Let P be set of all prime numbers. Let's define some more sets:

$$\forall {a, b} \in P, a < b \rightarrow ab \in P_2$$

$$\forall {a, b, c} \in P, a < b < c \rightarrow abc \in P_3$$

and so on P₄, P₅...

each of these sets has elements

$$p_{1i} \in P, p_{2i} \in P_2, p_{3i} \in P_3 ...$$

when combined

$$\sum {\frac 1 p_{1i} } - \sum {\frac 1 p_{2i} } + \sum {\frac 1 p_{3i} } - \sum {\frac 1 p_{4i} } ... = 1$$

(note: could be I am misusing notation, what I mean is "if a < b < c then abc is a member of set P₃ - that's a way of using each combination of three primes only once, could be it can be done much simpler; please remember I am a chemist )

 

[gel]

What you've called P_k is simply the set of integers which is a product of k distinct primes. Then the identity you have written is (almost) the same as expanding the following expression
$$\prod_{p \rm{\ prime}}\left(1-\frac{1}{p}\right) = 0,$$
which is true.

You have to be careful when you expand this though. That's because the series you get is not absolutely convergent, so the order in which you sum it is important.
In fact, in your expression, each of the summations is infinite, so it doesn't make sense as it is written.

 

[Borek]

So if I understand you correctly I should write it as

$$\lim_{n\rightarrow \infty} (\sum^n \frac{1}{p_{1i}} - \sum^n \frac{1}{p_{2i}} + \sum^n \frac{1}{p_{3i}} - \sum^n \frac{1}{p_{4i}} + ...) = 1$$

But product version is much more elegant :grumpy:

 

[gel]

I'm not sure about how you have written it. If you let P_k,N be the products of distinct primes less than N, then write your sum using these, then let N go to infinity, then it will converge 1.

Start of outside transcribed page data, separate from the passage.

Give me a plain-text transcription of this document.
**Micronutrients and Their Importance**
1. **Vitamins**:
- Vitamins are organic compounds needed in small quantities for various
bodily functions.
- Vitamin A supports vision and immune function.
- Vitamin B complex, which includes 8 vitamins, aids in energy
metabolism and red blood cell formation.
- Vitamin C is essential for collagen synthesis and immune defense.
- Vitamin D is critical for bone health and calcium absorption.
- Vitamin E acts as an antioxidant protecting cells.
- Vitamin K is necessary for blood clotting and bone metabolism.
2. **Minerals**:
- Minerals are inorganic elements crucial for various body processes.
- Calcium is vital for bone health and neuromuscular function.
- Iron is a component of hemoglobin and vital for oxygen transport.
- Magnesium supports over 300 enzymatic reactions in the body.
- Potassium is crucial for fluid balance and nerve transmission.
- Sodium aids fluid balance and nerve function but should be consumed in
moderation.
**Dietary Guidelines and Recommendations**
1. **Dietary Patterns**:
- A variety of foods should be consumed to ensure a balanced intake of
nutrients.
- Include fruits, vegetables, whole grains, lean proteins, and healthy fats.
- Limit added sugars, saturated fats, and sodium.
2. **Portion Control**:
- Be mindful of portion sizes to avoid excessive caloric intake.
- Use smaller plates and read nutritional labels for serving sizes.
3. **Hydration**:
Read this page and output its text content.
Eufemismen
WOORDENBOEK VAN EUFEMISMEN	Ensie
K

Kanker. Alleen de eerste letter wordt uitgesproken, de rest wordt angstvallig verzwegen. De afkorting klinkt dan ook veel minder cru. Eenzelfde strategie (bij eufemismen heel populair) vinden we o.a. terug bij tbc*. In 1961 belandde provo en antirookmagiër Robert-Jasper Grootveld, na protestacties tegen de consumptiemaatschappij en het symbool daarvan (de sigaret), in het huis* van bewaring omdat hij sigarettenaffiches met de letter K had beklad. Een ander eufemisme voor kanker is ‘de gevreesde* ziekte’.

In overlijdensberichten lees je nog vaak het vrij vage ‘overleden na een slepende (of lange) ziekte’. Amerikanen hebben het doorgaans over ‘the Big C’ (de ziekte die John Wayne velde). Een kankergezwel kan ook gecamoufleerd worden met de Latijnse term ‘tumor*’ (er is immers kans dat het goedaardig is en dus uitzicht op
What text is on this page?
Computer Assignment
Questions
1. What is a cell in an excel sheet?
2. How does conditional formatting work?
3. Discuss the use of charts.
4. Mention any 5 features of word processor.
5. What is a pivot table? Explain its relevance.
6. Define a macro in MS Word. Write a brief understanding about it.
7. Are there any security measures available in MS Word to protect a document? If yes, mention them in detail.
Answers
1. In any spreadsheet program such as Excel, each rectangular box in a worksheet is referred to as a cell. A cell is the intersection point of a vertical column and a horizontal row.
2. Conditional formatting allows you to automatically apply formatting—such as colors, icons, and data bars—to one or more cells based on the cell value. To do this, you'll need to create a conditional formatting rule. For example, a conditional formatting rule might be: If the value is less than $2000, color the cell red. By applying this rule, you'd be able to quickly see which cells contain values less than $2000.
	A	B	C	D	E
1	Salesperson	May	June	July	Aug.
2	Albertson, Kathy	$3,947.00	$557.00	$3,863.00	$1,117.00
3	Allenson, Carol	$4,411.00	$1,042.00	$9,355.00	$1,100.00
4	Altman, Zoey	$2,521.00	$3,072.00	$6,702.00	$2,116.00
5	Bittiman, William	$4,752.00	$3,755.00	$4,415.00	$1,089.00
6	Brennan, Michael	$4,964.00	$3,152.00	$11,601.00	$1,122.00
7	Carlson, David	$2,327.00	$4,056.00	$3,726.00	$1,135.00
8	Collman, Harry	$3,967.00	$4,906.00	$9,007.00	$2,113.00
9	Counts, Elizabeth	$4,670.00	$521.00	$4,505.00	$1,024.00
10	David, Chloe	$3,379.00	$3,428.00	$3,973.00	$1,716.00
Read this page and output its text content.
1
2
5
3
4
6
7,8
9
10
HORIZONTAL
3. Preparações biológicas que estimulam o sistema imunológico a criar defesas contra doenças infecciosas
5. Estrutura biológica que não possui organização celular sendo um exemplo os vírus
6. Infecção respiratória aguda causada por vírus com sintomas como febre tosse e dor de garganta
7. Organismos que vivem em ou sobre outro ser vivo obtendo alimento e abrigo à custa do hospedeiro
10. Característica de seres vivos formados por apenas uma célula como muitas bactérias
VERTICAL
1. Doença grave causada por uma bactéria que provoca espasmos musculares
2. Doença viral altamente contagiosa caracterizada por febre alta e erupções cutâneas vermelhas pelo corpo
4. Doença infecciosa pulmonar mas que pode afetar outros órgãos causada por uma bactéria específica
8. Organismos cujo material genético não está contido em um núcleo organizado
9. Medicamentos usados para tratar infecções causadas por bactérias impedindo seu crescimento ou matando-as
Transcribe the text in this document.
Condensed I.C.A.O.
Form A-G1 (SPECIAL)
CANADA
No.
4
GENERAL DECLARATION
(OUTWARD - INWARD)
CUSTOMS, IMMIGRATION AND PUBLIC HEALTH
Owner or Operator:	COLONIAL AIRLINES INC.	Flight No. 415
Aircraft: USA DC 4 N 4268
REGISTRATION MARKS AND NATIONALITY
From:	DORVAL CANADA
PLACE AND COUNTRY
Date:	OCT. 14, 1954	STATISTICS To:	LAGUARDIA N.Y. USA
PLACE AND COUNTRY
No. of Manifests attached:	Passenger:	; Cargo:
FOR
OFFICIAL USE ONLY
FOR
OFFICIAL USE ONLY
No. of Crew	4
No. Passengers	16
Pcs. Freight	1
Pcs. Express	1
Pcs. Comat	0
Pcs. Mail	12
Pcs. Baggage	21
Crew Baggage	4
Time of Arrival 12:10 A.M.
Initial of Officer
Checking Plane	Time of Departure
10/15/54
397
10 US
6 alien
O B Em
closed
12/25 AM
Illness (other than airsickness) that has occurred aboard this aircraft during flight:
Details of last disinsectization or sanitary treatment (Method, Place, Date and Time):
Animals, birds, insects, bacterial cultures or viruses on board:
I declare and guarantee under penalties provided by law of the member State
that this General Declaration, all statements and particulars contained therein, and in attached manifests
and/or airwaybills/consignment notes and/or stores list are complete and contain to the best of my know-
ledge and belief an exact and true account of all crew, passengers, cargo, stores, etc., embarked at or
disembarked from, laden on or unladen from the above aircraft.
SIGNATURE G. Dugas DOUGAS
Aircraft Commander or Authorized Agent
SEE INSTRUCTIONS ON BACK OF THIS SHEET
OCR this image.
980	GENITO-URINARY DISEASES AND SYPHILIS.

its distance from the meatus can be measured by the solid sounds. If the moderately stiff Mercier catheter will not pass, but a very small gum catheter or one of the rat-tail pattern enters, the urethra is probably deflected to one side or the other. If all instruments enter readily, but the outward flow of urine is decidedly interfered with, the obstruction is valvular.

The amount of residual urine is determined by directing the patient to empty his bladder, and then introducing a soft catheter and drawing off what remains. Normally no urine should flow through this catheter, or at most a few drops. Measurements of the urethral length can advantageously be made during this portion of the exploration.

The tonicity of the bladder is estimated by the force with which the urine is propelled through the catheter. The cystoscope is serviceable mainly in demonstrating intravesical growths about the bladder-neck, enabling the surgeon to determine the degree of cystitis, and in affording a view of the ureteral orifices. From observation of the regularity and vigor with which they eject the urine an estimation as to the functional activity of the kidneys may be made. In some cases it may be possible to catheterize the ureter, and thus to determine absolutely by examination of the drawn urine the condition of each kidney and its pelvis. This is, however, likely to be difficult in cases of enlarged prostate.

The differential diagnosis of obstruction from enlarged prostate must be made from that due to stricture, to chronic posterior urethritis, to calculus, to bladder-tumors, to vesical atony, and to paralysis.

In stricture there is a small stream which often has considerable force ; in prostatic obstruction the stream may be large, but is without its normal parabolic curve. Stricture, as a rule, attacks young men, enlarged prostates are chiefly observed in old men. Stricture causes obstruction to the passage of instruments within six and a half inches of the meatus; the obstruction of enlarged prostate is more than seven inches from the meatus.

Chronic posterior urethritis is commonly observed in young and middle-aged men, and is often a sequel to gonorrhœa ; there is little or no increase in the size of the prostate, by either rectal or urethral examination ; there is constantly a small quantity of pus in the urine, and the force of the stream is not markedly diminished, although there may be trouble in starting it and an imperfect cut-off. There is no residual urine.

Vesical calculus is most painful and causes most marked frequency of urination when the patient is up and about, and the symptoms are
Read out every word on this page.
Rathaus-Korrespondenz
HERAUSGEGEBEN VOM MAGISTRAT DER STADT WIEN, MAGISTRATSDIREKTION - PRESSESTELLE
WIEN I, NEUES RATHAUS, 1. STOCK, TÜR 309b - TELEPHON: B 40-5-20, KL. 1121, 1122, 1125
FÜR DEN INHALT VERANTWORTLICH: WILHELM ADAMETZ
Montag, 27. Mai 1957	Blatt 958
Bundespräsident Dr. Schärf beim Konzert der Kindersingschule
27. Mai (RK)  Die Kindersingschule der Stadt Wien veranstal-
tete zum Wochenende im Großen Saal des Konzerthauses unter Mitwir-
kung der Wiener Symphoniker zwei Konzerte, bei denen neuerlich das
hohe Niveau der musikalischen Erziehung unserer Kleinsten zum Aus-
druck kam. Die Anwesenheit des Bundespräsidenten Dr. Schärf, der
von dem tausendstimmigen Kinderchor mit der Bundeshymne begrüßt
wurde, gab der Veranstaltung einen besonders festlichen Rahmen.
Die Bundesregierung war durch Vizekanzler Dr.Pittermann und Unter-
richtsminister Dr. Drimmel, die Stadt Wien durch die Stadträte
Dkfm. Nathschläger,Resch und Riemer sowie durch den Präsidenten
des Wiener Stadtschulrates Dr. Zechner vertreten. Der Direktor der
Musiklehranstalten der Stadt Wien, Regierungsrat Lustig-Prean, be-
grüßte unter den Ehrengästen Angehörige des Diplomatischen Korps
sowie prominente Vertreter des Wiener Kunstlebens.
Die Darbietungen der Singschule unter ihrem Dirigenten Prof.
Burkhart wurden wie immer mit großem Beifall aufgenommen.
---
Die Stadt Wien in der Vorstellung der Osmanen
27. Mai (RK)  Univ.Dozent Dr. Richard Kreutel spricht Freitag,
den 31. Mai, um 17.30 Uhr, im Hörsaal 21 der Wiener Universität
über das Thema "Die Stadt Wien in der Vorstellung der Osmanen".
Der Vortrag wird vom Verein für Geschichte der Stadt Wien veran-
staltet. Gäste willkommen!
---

You might want to look at the http://en.wikipedia.org/wiki/Riemann_zeta_function" and, in particular the Euler product formula,
$$\sum_{n\geq 1}\frac{1}{n^s} = \prod_{p \text{ prime}} \frac{1}{1-p^{-s}}.$$
or, the reciprocals
$$\left(\sum_{n\geq 1}\frac{1}{n^s}\right)^{-1} = \prod_{p \text{ prime}} (1-p^{-s}).$$

If s>1 you can expand the right hand side, and it should vanish as s->1.